Shops in Iran have been banned from selling Valentine cards and gifts as the traditional lovers' day gains increasing popularity in the Islamic republic, the ILNA news agency reported on Sunday.
"In the run-up to Valentine's Day on February 14 the printing works owners' union issued a directive banning the printing and distribution of any goods promoting this day," ILNA news agency reported.
"Printing and producing any goods related to this day including posters, boxes and cards emblazoned with hearts or half-hearts, red roses and any activities promoting this day are banned," the union said in the directive.
"Outlets that violate this will be legally dealt with," it warned.
Over the past three decades Iran's conservative Islamic regime has sought to prevent the spread of Western culture among its overwhelmingly young population.
But Valentine's Day has become very popular in Iran over the past decade, with young men and women exchanging chocolate, flowers, perfume, teddy bears and other gifts on February 14.

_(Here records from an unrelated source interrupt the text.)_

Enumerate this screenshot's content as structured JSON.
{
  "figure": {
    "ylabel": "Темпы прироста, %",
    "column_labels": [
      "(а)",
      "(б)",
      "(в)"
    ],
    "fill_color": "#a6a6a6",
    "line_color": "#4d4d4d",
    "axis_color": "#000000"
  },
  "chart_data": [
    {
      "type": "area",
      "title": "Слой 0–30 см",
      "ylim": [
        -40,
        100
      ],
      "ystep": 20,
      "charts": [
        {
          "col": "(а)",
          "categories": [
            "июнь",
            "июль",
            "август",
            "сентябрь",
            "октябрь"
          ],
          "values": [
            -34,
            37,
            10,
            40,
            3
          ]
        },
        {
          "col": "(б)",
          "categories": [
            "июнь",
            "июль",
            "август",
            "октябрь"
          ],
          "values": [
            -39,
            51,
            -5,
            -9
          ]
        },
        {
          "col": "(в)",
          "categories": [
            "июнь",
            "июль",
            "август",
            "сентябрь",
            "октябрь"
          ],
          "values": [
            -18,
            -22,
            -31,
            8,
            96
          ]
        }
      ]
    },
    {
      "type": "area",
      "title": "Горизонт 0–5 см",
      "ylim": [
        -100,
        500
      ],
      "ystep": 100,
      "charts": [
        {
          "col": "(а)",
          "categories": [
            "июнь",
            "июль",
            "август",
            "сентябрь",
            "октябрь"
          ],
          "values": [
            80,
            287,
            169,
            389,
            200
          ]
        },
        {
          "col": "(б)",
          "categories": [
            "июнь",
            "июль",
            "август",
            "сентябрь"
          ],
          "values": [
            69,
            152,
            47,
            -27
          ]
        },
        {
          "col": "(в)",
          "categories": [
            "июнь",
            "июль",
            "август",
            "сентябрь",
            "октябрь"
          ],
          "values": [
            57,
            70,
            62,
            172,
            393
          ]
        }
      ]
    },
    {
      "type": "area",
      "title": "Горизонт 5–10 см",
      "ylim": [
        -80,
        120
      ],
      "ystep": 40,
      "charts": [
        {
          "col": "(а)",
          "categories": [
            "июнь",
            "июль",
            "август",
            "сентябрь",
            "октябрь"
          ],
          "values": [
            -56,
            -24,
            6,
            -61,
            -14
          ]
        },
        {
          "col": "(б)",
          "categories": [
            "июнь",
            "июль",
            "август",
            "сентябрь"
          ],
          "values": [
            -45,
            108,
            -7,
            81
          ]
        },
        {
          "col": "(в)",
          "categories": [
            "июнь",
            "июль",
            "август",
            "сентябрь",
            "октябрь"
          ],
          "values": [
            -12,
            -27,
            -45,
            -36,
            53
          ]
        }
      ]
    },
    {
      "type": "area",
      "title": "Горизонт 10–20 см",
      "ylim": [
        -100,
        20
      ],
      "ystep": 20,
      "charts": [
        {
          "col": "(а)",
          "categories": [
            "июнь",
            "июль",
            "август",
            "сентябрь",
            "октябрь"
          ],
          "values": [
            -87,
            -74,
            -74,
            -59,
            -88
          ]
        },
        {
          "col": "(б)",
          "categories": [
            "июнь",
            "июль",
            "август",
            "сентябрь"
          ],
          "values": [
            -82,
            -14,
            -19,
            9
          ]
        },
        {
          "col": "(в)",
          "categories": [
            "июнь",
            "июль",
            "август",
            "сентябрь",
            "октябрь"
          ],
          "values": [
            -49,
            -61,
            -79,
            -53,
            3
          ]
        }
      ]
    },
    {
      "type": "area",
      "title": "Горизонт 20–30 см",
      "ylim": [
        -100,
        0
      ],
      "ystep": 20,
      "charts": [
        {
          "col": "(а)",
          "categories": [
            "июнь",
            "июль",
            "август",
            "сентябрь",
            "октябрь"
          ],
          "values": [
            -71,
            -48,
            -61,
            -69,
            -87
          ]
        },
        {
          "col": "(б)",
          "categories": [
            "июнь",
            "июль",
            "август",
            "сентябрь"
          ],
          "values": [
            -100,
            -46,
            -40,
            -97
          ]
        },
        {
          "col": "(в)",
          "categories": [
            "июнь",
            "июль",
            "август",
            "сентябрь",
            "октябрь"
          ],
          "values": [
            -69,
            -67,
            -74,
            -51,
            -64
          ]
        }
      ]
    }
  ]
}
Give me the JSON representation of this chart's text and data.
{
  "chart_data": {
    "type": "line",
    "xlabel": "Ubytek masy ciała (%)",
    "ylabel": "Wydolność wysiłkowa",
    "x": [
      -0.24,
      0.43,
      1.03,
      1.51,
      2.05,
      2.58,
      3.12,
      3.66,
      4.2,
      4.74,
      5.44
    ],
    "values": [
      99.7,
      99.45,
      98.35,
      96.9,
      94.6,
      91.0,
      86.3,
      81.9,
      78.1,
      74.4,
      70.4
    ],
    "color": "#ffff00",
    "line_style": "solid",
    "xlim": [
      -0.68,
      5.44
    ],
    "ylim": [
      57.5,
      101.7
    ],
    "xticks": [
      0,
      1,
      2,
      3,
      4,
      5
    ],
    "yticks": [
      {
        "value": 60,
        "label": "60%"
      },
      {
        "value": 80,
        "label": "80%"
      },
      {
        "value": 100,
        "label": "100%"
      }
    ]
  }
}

Every year gift shops in large cities are festooned with Valentine's Day paraphernalia and restaurants in Tehran are packed with young men and women out on a date.
However, the trend has been harshly criticized by conservatives who see no room in Islamic culture for such celebrations.
Some nationalist Iranians have also suggested replacing Valentine's Day with Mehregan -- a pre-Islamic but obsolete festival in early October -- marking the autumn equinox and honoring the ancient Persian angel of love, Mithra.